NEGERI YANG SAKIT (PERLU BPJS)

Negeri ini sedang sakit, sakit parah. 
Bagaimana tidak, negara yang seharusnya menjadi surga bagi rakyat kini menjadi neraka yang sangat pedih. Peran pengayoman dan pengembangan negara tentu tidak lepas dari campur tangan pemerintah. Tapi pertanyaannya adalah "Apakah pemerintah saat ini benar-benar menerapkan kebijakan yang menguntungkan rakyat atau malah sebaliknya negara berubah menjadi perusahaan swasta yang dikuasai oleh sang pemilik modal demi keuntungan pribadinya?". Kenyataannya adalah seolah negara tidak ingin merugi karena rakyat dan harus sebaliknya juga rakyat merugi mati-matian untuk sang penguasa. 

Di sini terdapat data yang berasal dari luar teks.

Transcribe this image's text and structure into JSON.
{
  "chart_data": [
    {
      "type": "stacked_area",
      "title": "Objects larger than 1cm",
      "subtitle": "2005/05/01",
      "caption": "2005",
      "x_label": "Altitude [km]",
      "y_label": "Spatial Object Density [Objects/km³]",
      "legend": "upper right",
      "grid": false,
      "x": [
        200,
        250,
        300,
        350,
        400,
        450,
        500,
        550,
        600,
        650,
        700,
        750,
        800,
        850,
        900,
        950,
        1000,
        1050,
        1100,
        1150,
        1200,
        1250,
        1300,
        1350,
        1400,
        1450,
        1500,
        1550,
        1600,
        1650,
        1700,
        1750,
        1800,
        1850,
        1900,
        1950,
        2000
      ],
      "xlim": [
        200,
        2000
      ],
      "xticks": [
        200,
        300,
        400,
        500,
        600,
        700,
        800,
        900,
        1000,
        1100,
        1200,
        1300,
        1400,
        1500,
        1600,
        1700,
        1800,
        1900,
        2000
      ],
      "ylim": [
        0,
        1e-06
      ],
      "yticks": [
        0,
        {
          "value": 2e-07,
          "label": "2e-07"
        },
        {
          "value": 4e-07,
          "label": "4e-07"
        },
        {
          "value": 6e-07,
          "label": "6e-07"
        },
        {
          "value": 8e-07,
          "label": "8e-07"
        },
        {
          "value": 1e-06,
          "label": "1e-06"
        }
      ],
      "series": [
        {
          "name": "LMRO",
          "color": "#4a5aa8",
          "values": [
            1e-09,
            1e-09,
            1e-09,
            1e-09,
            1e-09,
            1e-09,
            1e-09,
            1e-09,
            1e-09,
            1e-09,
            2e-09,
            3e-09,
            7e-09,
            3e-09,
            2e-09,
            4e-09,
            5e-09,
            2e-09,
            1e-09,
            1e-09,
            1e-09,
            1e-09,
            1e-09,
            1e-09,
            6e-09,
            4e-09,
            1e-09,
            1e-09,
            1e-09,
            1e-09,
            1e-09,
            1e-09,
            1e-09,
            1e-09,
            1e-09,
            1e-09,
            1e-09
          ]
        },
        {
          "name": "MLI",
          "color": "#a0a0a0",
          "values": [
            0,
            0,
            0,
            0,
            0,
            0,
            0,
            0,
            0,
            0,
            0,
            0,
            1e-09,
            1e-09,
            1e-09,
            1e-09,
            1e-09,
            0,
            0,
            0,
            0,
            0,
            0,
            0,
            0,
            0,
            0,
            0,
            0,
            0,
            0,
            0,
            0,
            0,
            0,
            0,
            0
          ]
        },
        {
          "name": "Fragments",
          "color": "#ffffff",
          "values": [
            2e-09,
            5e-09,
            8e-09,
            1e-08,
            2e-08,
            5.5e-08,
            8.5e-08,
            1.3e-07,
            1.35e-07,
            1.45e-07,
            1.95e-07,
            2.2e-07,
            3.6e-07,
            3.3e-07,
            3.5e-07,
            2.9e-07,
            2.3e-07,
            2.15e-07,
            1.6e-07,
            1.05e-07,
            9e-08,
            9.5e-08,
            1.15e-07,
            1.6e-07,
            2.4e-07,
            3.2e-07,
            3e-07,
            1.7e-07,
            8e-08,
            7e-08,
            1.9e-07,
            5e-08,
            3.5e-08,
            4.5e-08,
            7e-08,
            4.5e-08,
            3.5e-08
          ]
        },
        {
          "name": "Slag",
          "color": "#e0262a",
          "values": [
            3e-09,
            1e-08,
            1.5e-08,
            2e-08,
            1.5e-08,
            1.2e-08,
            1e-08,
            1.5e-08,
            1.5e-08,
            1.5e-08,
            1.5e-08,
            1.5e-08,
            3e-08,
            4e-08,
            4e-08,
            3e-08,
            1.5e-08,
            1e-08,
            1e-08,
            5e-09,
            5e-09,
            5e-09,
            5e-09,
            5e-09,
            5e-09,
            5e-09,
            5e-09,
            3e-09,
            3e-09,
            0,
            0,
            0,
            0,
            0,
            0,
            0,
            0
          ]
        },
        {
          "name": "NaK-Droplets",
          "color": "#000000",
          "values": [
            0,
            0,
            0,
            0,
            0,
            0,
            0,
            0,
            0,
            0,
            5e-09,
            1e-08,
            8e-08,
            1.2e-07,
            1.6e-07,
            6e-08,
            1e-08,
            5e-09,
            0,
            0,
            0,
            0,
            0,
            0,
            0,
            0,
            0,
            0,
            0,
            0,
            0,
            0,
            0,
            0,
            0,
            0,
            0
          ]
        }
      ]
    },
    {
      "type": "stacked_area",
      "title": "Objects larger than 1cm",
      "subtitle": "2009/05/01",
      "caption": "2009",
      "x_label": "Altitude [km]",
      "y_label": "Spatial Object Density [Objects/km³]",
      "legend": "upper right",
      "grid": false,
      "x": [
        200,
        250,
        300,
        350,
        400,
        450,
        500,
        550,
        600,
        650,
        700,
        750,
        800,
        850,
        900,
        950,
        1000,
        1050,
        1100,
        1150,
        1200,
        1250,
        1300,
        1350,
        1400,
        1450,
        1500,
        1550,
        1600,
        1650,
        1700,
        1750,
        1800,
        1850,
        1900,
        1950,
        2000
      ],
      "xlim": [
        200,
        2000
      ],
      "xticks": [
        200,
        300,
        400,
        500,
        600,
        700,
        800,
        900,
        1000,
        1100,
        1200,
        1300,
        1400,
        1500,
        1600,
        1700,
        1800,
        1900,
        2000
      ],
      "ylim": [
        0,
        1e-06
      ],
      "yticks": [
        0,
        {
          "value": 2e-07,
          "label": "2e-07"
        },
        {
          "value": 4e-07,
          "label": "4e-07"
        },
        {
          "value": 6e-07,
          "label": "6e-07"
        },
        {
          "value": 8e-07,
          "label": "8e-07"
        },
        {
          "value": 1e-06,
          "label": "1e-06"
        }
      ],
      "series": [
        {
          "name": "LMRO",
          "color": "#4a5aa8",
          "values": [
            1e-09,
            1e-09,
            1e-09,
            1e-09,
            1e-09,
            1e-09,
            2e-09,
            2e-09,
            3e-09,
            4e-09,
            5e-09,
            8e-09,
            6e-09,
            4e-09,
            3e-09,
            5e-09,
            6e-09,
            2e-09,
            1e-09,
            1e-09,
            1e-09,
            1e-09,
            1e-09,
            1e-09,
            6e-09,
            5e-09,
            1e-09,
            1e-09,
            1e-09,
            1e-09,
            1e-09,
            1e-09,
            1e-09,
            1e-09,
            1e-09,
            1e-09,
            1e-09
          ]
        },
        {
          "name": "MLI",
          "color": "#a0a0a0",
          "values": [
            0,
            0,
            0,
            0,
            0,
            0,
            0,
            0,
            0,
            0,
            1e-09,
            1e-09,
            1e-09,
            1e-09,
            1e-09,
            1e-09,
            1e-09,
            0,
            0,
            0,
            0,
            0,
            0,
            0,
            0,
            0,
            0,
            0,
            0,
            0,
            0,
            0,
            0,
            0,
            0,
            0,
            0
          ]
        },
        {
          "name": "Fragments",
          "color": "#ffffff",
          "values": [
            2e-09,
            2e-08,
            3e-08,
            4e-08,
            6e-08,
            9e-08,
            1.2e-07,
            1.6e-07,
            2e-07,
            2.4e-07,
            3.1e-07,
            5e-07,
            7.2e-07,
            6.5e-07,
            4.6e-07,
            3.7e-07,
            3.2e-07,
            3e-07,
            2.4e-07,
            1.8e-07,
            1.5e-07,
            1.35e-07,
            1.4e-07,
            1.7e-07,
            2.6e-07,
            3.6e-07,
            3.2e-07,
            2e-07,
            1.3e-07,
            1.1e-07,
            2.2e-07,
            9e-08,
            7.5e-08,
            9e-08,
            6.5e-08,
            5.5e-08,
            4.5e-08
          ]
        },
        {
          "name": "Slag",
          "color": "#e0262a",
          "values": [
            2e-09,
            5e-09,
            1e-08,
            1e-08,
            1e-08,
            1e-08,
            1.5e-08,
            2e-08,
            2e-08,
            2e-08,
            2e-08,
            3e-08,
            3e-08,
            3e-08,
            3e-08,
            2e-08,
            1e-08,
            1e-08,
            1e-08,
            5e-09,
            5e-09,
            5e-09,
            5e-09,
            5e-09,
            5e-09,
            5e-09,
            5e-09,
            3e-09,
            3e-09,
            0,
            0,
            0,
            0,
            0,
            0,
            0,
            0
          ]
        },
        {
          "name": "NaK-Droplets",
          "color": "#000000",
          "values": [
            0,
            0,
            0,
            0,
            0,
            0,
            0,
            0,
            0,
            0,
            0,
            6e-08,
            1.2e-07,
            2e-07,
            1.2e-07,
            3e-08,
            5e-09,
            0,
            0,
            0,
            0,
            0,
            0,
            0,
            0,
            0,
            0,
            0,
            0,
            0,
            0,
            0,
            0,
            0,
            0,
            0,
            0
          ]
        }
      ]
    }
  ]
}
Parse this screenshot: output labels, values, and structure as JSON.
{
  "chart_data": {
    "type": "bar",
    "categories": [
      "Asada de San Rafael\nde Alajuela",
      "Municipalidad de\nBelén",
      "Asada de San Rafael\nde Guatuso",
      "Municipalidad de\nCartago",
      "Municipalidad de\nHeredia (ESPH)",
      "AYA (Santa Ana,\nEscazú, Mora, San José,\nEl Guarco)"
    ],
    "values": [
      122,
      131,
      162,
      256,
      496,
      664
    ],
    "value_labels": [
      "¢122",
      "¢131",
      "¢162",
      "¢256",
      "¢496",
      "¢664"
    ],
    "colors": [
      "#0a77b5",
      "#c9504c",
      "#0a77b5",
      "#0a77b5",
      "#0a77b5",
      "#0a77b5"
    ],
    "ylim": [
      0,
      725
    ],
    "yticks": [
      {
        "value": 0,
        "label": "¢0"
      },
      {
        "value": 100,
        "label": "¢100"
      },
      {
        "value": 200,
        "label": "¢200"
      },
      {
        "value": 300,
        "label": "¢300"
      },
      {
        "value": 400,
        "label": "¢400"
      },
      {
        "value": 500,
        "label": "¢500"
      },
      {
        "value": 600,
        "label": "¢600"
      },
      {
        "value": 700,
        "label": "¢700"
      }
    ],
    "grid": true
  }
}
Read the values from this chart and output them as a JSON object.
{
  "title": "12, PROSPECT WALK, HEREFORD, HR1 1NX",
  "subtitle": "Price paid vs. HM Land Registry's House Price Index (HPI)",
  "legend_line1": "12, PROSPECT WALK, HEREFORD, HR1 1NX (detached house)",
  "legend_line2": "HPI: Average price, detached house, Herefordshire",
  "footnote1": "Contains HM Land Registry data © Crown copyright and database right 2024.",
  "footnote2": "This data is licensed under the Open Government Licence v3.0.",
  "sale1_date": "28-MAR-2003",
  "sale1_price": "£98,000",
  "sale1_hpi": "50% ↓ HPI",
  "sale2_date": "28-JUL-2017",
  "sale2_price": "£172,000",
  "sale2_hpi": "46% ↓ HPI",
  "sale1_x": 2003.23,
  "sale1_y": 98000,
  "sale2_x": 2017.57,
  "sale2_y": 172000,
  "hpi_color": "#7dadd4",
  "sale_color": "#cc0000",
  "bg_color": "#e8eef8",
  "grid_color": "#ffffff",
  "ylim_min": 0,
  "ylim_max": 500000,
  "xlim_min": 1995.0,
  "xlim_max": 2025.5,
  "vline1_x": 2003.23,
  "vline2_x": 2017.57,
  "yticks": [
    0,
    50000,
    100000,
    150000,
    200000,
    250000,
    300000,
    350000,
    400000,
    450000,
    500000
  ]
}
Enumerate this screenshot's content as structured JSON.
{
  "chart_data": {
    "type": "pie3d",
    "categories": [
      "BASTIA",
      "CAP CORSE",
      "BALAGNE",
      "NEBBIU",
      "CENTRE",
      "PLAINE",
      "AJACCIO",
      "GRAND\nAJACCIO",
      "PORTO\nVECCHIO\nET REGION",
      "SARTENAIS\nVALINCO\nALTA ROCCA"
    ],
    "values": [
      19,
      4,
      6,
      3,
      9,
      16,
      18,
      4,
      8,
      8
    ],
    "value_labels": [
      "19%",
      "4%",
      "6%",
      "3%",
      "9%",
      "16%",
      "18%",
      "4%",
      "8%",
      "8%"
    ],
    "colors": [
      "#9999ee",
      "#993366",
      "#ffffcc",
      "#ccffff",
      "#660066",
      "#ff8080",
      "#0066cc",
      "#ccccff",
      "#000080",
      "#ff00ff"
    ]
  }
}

Pemerintah menggadang-gadangkan persoalan kemajuan ekonomi kreatif dan domestik bagi rakyat. Sembari kita melihat fakta realita di kehidupan kita jelas-jelas kebusukan itu tetap nampak. Bagaimana bisa rakyat bisa mengembangkan ekonomi kreatif dan domestik jika infrastruktur dan kebijakannya tidak mendukung. Ongkos yang dikeluarkan lebih banyak untuk menyalurkan distribusi usaha kecil yang dimiliki rakyat. Persoalan administratif yang dipersulit atau terlalu banyak syarat (Jangan sampai pemerintah merugi).

Sekarang jaman begitu terbuka, globalisasi mempengaruhi perdagangan dan ekonomi. Begitu banyak rakyat kecil kita yang memiliki usaha dalam bisnis kecil dengan ruang lingkup manca negara. Tapi sangat disayangkan, biaya pengiriman barang antar negara begitu mahal, bagaimana bisa tujuan mengembangkan ekonomi kreatif dan domestik menguntungkan bagi rakyat jika keadaan seperti ini. Bayangkan jika pengiriman barang ke Amerika hanya dipungut biaya lima ribu rupiah atau sepuluh ribu rupiah saja. Begitu banyak rakyat yang berusaha dalam bisnis ekonomi kreatif dan domestik untuk mencari keuntungan di seluruh dunia. Tapi, hal ini bisa merugikan negara dan pemerintah. Dalam kata lain, rakyat untung pemerintah buntung dan begitu pula sebaliknya. Lucu jika pemerintah mengatakan "Ayo bangun ekonomi kecil bersama", omong kosong.